La gestion de la crise du Coronavirus par le gouvernement belge est choquante à plus d’un titre. En mars encore, De Block prétendait que tout était sous contrôle, qu’il ne fallait pas sur-réagir, voire que « ce n’est qu’une grippe ». Mais une fois que le virus était là, ça a été la panique : les hôpitaux débordés, les maisons de repos livrées à elles-mêmes, le personnel de première ligne sans équipements de protection, etc. La saga des masques a été un échec prévisible pour lequel des femmes et des hommes ont payé le prix fort.
Depuis des dizaines d’années, les gouvernements successifs n’ont qu’un seul objectif : améliorer la profitabilité des entreprises. Cela s’est traduit par des coupes budgétaires systématiques dans les budgets des soins de santé pour compenser les réductions de charges sociales offertes au patronat. Le résultat en est un manque d’effectifs et de matériel de protection. Le fait que les stocks de masques aient été vidés pour faire des économies en est un exemple parmi tant d’autres.
Si rien n’était prêt face au virus, c’est aussi parce que le gouvernement a reculé jusqu’à la dernière minute pour prendre les mesures nécessaires. Peut-être espérait-il que l’épidémie épargnerait la Belgique ? L’achat d’équipements de protection en grande quantité mettait à mal les objectifs d’économie. Quant à confiner, c’était un arrêt total de l’économie dont le gouvernement ne voulait pas.
Ce n’est que quand il a été évident que le virus allait faire des ravages plus graves pour l’économie que le confinement, que le nombre de morts serait injustifiable pour les politiciens au pouvoir, que des décisions ont été prises.
Mais trop peu et trop tard. Ce sont les travailleurs de première ligne qui en ont payé le prix. Même confronté à l’urgence, la classe politique a continué à agir à minima, que ce soit pour obtenir des masques, des respirateurs ou des tests. La moindre des choses aurait été d’imposer à toutes les firmes capables de le faire d’en produire immédiatement et gratuitement. Mais comment attendre d’une classe habituée à servir le patronat qu’elle se mette tout d’un coup à lui donner des ordres ?
Les déboires du gouvernement ont fait des victimes : le personnel médical, celui des homes, les pompiers, policiers, les employés de la distribution et tous ceux qui se sont retrouvés en première ligne, sans protection. Mais aussi les personnes âgées ou handicapées abandonnées dans les homes faute de prise en charge hospitalière.

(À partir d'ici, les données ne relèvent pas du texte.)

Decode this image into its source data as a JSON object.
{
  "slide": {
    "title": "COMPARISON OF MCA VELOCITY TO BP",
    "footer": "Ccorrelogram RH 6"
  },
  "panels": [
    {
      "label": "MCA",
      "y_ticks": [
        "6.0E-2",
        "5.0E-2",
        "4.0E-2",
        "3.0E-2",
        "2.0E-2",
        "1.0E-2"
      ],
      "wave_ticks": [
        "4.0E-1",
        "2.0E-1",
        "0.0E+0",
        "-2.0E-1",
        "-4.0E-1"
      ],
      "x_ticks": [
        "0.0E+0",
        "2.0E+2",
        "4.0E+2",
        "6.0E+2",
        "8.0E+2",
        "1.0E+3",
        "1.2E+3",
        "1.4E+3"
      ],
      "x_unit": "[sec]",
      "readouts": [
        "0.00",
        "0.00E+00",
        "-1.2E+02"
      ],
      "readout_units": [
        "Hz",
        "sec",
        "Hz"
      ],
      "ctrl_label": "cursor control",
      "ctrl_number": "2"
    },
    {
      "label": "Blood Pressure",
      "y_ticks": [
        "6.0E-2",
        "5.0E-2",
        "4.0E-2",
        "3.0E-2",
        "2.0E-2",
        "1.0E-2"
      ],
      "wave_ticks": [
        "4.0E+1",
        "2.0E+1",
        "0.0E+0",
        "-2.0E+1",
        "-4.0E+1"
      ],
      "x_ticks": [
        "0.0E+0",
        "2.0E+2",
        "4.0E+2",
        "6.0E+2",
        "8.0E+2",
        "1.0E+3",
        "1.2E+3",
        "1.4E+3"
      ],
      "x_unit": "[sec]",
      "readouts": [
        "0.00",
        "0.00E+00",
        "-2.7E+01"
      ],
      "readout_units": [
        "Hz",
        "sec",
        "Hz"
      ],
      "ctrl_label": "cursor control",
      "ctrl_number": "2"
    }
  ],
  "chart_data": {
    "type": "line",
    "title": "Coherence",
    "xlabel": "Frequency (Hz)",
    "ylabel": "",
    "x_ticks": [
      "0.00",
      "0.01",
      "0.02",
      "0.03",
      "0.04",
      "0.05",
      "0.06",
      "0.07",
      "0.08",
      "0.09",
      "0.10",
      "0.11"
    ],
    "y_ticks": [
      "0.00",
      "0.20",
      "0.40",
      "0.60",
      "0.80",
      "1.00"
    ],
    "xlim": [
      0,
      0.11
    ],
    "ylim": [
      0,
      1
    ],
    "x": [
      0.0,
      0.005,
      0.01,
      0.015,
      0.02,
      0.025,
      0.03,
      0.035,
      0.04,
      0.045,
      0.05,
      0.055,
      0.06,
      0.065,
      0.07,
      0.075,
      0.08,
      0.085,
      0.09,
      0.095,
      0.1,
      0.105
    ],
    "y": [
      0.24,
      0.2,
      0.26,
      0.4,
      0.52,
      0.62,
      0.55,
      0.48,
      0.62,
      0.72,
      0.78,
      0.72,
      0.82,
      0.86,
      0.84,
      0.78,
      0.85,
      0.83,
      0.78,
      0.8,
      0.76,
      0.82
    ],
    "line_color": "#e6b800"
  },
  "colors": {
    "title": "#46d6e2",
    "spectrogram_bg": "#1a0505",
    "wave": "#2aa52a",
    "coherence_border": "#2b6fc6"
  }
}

Tout ce qui a compté aux yeux de Wilmès et consorts, c’est d’éviter le débordement des hôpitaux et de limiter dans une certaine mesure le nombre de morts.
Le gouvernement a aussi fait son choix au niveau social. Pour les travailleurs qui avaient déjà du mal à s’en sortir, c’est la catastrophe. Comment nourrir les enfants et payer le loyer quand le salaire a été raboté de 20% ou plus ? Le gouvernement ne leur a rien proposé car les milliards d’euros d’aides ne sont destinés qu’à leurs patrons. Eux sont dispensés de payer les cotisations sociales et ont des facilités pour recourir au chômage économique, tandis que les travailleurs doivent continuer à payer leur loyer.
Le même choix politique guide le gouvernement pour le déconfinement : d’abord relancer les entreprises, autoriser le travail, et on verra plus tard pour les travailleurs et leurs familles. Quand il a été question de relancer le secteur de la construction, Wilmès a annoncé que ce serait sur une base « volontaire », mais comment un ouvrier va-t-il pouvoir refuser d’aller sur un chantier, même s’il y a un risque d’infection, quand l’alternative est de se retrouver, lui et sa famille, à la rue ?
Oui, il y a de quoi être en colère quand on voit que la loi du profit continue à passer avant les vies humaines.
La Belgique n’est pas une exception. En France, des travailleurs pauvres font la file sur des centaines de mètres devant des banques alimentaires tandis que le gouvernement offre une aide de sept milliards à Air France. En Angleterre, Boris Johnson, tombé malade, a dû reconnaître les désastres causés par la politique d’économies et de privatisation menée par son parti depuis des années. Aux USA, des dizaines de millions de travailleurs se retrouvent au chômage, sans aucune aide, et se voient couper l’eau et l’électricité qu’ils ne peuvent plus payer.
Pour tous les pauvres de la planète, c’est la double peine : la misère et la maladie.Une société dont les dirigeants ne sont pas capables de renoncer à ne serait-ce qu’une petite partie de leurs privilèges pour protéger les plus faibles ou les plus vieux n’est bonne qu’à jeter à la poubelle. Malgré les plus de 200 000 morts, la seule chose qui compte est de relancer l’économie, et tant pis si d’autres travailleurs doivent y laisser leur peau.